O que você provavelmente não sabe é o quão difícil é produzir grafeno em um laboratório. Assistindo ao vídeo abaixo (uma cortesia do canal Science Channel), você pode ter uma breve ideia sobre como funciona esse processo tão trabalhoso. Primeiramente, uma folha de cobre (protegida por uma cápsula) é trancada dentro de uma fornalha, e gás árgon é utilizado para retirar todo o oxigênio do recipiente.
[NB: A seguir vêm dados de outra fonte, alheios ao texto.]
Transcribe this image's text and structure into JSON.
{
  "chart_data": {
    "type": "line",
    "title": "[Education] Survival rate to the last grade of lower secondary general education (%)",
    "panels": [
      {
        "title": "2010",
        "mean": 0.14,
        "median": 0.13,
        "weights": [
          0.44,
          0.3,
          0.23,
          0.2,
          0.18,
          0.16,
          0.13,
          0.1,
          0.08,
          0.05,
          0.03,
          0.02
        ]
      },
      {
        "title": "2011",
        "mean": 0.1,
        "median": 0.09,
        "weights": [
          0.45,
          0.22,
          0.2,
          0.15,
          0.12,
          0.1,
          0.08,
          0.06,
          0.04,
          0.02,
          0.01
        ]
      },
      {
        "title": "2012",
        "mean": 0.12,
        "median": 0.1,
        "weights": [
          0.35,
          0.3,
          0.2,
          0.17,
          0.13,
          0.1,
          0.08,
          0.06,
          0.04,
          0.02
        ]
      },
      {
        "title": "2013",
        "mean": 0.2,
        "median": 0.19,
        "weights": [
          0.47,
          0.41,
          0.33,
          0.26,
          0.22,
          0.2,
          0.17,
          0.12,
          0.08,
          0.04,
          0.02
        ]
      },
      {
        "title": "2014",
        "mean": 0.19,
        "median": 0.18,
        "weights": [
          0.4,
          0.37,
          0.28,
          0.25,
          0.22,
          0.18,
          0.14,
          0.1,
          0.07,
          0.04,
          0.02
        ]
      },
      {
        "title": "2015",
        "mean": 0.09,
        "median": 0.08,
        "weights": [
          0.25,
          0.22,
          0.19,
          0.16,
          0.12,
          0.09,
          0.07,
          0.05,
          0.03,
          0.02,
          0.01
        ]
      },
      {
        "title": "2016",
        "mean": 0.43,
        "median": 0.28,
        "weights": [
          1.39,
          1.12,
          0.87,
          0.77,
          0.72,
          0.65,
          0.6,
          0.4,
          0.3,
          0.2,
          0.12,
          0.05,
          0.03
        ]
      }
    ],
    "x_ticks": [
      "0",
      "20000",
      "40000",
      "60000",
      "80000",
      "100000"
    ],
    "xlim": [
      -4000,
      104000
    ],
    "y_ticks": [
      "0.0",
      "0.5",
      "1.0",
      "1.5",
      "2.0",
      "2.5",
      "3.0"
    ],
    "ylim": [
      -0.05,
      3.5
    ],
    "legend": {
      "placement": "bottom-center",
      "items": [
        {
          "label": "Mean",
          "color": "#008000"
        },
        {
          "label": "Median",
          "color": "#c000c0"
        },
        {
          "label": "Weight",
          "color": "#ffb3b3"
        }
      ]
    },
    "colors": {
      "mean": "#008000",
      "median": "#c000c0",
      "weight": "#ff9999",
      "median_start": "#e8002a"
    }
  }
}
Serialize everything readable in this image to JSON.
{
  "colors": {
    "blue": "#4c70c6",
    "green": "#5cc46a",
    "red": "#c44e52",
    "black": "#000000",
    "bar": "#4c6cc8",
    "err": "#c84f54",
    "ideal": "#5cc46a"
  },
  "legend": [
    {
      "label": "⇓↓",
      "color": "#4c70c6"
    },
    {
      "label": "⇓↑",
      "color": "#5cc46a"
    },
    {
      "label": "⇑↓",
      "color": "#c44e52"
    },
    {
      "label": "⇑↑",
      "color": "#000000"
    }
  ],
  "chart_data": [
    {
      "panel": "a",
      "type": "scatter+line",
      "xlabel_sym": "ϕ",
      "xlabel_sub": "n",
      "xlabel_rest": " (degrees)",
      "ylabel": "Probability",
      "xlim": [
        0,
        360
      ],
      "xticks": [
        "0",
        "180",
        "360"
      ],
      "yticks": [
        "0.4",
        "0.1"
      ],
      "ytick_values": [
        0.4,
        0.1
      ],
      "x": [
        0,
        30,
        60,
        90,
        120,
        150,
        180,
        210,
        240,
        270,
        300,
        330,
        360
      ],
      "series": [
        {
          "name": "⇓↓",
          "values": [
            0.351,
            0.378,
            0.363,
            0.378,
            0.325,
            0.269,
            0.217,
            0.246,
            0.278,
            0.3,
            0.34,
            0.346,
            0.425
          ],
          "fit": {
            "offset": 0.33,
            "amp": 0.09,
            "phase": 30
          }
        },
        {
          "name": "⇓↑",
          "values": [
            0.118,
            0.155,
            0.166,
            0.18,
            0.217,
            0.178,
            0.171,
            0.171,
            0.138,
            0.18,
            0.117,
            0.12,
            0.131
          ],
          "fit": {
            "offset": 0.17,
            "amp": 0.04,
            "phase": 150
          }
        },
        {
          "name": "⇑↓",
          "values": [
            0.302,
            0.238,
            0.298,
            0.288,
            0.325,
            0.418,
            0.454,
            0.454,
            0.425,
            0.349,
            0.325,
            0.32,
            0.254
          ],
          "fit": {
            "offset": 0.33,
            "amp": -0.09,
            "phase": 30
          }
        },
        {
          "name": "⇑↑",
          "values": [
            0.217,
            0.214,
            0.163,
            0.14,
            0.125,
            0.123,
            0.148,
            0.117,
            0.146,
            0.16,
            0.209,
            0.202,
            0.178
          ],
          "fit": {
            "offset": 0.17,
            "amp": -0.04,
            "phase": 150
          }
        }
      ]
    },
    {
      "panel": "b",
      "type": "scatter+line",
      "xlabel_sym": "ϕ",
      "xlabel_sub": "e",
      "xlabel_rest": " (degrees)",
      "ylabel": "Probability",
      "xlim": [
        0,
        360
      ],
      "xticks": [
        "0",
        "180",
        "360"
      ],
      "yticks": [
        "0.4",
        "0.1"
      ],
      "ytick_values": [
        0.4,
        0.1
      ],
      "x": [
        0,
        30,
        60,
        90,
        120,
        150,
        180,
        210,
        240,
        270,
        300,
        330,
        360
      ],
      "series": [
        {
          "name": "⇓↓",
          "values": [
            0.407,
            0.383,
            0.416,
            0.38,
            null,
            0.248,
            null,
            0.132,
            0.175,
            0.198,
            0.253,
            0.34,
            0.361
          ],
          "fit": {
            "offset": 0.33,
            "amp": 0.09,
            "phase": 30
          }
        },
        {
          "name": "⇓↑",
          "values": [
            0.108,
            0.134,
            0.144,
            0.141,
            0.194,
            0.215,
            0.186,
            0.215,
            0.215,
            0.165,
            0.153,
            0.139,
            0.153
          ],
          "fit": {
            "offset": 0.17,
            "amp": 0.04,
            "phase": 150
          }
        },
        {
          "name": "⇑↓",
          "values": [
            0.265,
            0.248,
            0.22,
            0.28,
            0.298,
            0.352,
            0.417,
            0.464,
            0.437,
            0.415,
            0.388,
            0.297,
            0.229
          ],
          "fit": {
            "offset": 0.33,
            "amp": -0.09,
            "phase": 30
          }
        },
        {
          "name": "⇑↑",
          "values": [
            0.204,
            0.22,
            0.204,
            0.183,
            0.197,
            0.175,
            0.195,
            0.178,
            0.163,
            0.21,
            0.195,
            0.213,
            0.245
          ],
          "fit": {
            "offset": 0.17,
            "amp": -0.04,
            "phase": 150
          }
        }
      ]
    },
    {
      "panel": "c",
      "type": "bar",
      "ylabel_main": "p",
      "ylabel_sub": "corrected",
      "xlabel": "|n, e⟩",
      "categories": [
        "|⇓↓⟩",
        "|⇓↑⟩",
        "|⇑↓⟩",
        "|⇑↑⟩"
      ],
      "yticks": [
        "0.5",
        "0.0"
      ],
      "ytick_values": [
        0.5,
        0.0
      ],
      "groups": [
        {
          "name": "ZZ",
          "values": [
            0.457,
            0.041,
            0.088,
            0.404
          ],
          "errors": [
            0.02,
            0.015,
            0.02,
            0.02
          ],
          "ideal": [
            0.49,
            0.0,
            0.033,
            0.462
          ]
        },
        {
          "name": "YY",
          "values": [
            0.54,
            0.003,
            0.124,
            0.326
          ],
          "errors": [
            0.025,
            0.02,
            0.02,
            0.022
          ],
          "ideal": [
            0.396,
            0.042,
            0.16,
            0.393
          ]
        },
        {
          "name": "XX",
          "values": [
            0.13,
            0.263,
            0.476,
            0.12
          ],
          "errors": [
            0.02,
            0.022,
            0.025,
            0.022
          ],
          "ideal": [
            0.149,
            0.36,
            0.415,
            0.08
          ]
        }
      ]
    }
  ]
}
Isso causa uma reação que deposita grafeno sobre o cobre. A folha recebe algumas gotas de plástico líquido e é posicionada em uma máquina capaz de girar a 3 mil rotações por minuto (com isso, o plástico se espalha pelo cobre e seca com agilidade). Agora é preciso separar o plástico com grafeno da folha metálica, aplicando o “sanduíche” na água com a ajuda de pinças elétricas (que criam bolhas no líquido para que o grafeno flutue).

Como se não fosse o suficiente, o material passa por uma série de soluções químicas que garantem a sua pureza antes de ser separado do plástico. O processo para aplicar o grafeno em um chip é igualmente complexo, envolvendo a proteção dos circuitos com ouro e a aplicação de outro gás para eliminar o excesso. O ouro, no fim das contas, é descartado, deixando somente o grafeno colado aos circuitos para transmitir eletricidade.